Kinofilme, Kultfilme, Filmklassiker

Verblendung

Der Jurist, welcher gleichzeitig als Aushängeschild des Magazins „Millenium präsent war, musste eine herbe Niederlage im juristischen Bereich einstecken. Ihm bleibt nichts anderes übrig als dann ein lukrativ erscheinendes Angebot eines Industriellen aus Schweden anzunehmen. In dem Fall geht es darum das mysteriöse Verschwinden seiner Großnichte zu klären, was immerhin schon 40 Jahre zurückliegt. Während seiner Ermittlungen gerät er in tiefen einer Großfamilie welche total zerrüttet erscheint. Dort macht er Bekanntschaft mit der eher smart wirkenden Lisbeth Salander mit der er im Laufe der Zeit zu einem echt starken Team zusammenwächst.

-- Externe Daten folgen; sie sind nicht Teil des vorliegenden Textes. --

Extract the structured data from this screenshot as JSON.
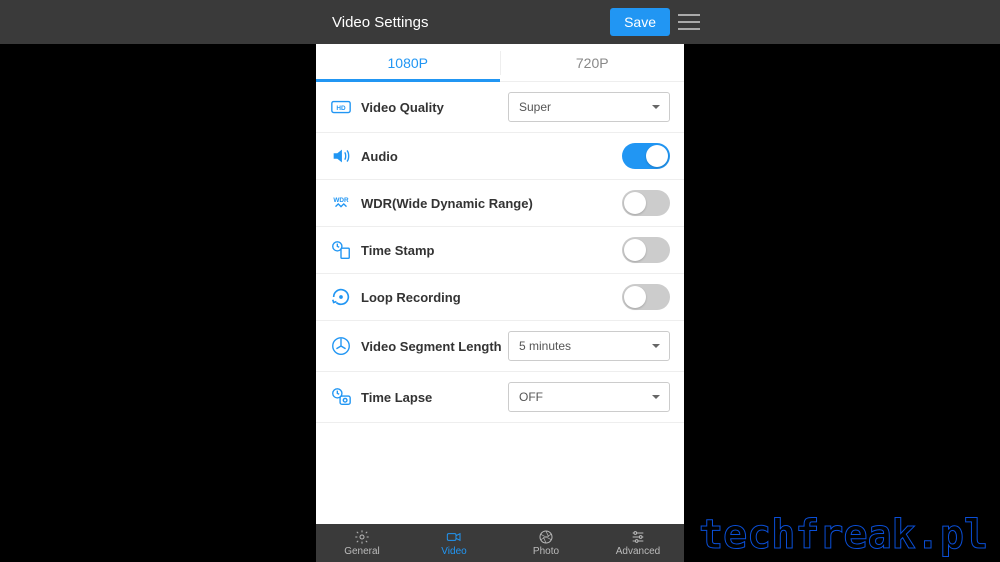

Kinoevent meats Höllentripp

Die Regie in diesem Film, welcher eine gelungene Kombination aus Film im Muster eines Höllentrips und einem sehr auf die Bedürfnisse der Kinobesucher gestalteten Event ist, führt Stieg Larssons in Zusammenarbeit mit David Finchers. Der Zuschauer erwartet schon alleine wegen der Hmyne zum Film eine düstere Handlung mit knallharter Action. Dieses Versprechen was sich davon ableiten lässt wird der Film aber keineswegs einlösen können. Das Tempo passt sich dem Schauplatz an und das ist nun mal ein eher lähmender Winter. Es dauert also einen großen Moment bis sich die Erzählung rund um die Ermittlungen in dem zerrütteten Famlilienclan richtig entfalten kann. Das Drehbuch orientiert sich in vollem Umfang an der Vorlage.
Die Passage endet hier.